According to an executive summary of the GINA dissemination committee report, it is now estimated that approximately 300 million people (5% of the global population or 1 in 20 persons) have asthma. Despite the scientific progress made over the past several decades toward improving our understanding of the pathophysiology of asthma, there is still a great need for improved therapies, particularly oral therapies that enhance patient compliance and that target new mechanisms of action. Adenosine is an important signalling molecule in human asthma. By acting on extracellular G-protein-coupled ARs on a number of different cell types important in the pathophysiology of human asthma, adenosine affects bronchial reactivity, inflammation and airway remodelling. Four AR subtypes (A(1), A(2a), A(2b) and A(3)) have been cloned in humans, are expressed in the lung, and are all targets for drug development for human asthma. This review summarizes what is known about these AR subtypes and their function in human asthma as well as the pros and cons of therapeutic approaches to these AR targets. A number of molecules with high affinity and high selectivity for the human AR subtypes have entered clinical trials or are poised to enter clinical trials as anti-asthma treatments. With the availability of these molecules for testing in humans, the function of ARs in human asthma, as well as the safety and efficacy of approaches to the different AR targets, can now be determined.

Figure 1

Representative photomicrographs showing positive immunostaining of asthmatic bronchial biopsy sections with an A₁ receptor antibody (a), with high expression of the A₁ receptor on the epithelium (b) and smooth muscle (c), shown at higher magnification.

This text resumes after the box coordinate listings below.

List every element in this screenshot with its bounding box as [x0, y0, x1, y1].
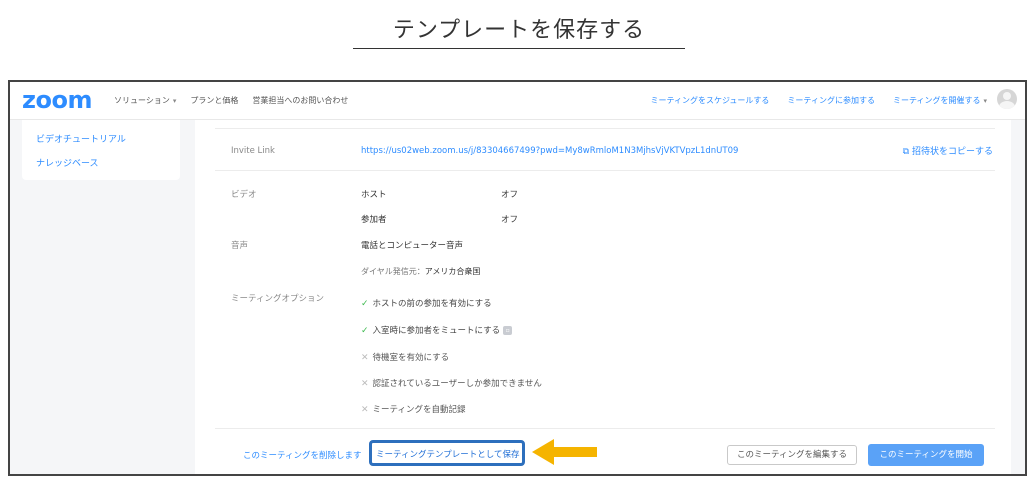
nav-join-meeting[interactable]: ミーティングに参加する: [787, 95, 875, 106]
option-waiting-room: ✕ 待機室を有効にする: [361, 353, 450, 363]
user-avatar-icon[interactable]: [997, 89, 1017, 109]
nav-plans-pricing[interactable]: プランと価格: [190, 95, 238, 106]
nav-solutions[interactable]: ソリューション ▾: [114, 95, 176, 106]
sidebar: ビデオチュートリアル ナレッジベース: [22, 120, 180, 180]
audio-value: 電話とコンピューター音声: [361, 241, 464, 251]
title-underline: [353, 48, 685, 49]
invite-link-label: Invite Link: [231, 146, 275, 156]
meeting-options-label: ミーティングオプション: [231, 294, 324, 304]
cross-icon: ✕: [361, 353, 369, 363]
save-as-template-button[interactable]: ミーティングテンプレートとして保存: [369, 440, 525, 466]
participant-video-label: 参加者: [361, 215, 387, 225]
delete-meeting-link[interactable]: このミーティングを削除します: [243, 449, 362, 461]
cross-icon: ✕: [361, 405, 369, 415]
nav-contact-sales[interactable]: 営業担当へのお問い合わせ: [252, 95, 348, 106]
copy-link-icon: ⧉: [902, 147, 910, 157]
option-mute-on-entry: ✓ 入室時に参加者をミュートにする ▫: [361, 324, 513, 336]
top-navigation: zoom ソリューション ▾ プランと価格 営業担当へのお問い合わせ ミーティング…: [10, 82, 1025, 120]
sidebar-item-video-tutorials[interactable]: ビデオチュートリアル: [36, 132, 126, 145]
chevron-down-icon: ▾: [983, 97, 987, 105]
check-icon: ✓: [361, 299, 369, 309]
save-as-template-label: ミーティングテンプレートとして保存: [376, 450, 520, 460]
nav-host-meeting[interactable]: ミーティングを開催する ▾: [893, 95, 987, 106]
invite-link-url[interactable]: https://us02web.zoom.us/j/83304667499?pw…: [361, 146, 738, 156]
audio-label: 音声: [231, 241, 249, 251]
copy-invite-button[interactable]: ⧉ 招待状をコピーする: [903, 144, 993, 157]
participant-video-value: オフ: [501, 215, 519, 225]
start-meeting-button[interactable]: このミーティングを開始: [868, 444, 984, 466]
cross-icon: ✕: [361, 379, 369, 389]
option-auto-record: ✕ ミーティングを自動記録: [361, 405, 466, 415]
nav-schedule-meeting[interactable]: ミーティングをスケジュールする: [650, 95, 769, 106]
nav-right: ミーティングをスケジュールする ミーティングに参加する ミーティングを開催する ▾: [650, 95, 987, 106]
host-video-label: ホスト: [361, 190, 387, 200]
edit-meeting-button[interactable]: このミーティングを編集する: [727, 445, 857, 465]
host-video-value: オフ: [501, 190, 519, 200]
page-title: テンプレートを保存する: [392, 18, 646, 43]
dial-from: ダイヤル発信元：アメリカ合衆国: [361, 267, 481, 276]
zoom-logo[interactable]: zoom: [22, 86, 92, 114]
chevron-down-icon: ▾: [172, 97, 177, 105]
divider: [215, 170, 995, 171]
check-icon: ✓: [361, 326, 369, 336]
zoom-screenshot: zoom ソリューション ▾ プランと価格 営業担当へのお問い合わせ ミーティング…: [8, 80, 1027, 476]
info-icon[interactable]: ▫: [503, 326, 513, 335]
sidebar-item-knowledge-base[interactable]: ナレッジベース: [36, 156, 99, 169]
arrow-shaft: [553, 447, 597, 457]
option-authenticated-only: ✕ 認証されているユーザーしか参加できません: [361, 379, 542, 389]
divider: [215, 128, 995, 129]
nav-left: ソリューション ▾ プランと価格 営業担当へのお問い合わせ: [114, 95, 348, 106]
meeting-detail-panel: Invite Link https://us02web.zoom.us/j/83…: [195, 120, 1011, 474]
divider: [215, 428, 995, 429]
video-label: ビデオ: [231, 190, 257, 200]
arrow-left-icon: [532, 439, 554, 465]
option-join-before-host: ✓ ホストの前の参加を有効にする: [361, 299, 492, 309]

Positive immunostaining appears brown against a blue background as a result of the Mayer's haematoxylin counterstain. Scale bars=25 μm. Reprinted with permission from Brown et al. (2008).

Figure 2

Representative photomicrographs showing positive immunostaining of healthy bronchial biopsy sections with an A₁ receptor antibody (a), with weak expression of the A₁ receptor on the epithelium (b) and virtually no positive immunostaining of smooth muscle (c), shown at higher magnification. Positive immunostaining appears brown against a blue background as a result of the Mayer's haematoxylin counterstain. Scale bars=25 μm. Reprinted with permission from Brown et al. (2008).

Figure 3

Image analysis of asthmatic (open columns) and healthy (filled columns) bronchial biopsy sections immunostained with an A₁ receptor antibody. The intensity of positive staining specifically on the epithelium and smooth muscle areas of bronchial biopsy sections from 11 asthmatic volunteers and seven healthy individuals (one section per volunteer) was quantified using a Zeiss Vision KS400 software, from four different views of both epithelium and smooth muscle at a magnification of × 1000. Data are presented as mean±s.e.m. ^**P<0.01 versus healthy individuals. Reprinted with permission from Brown et al. (2008).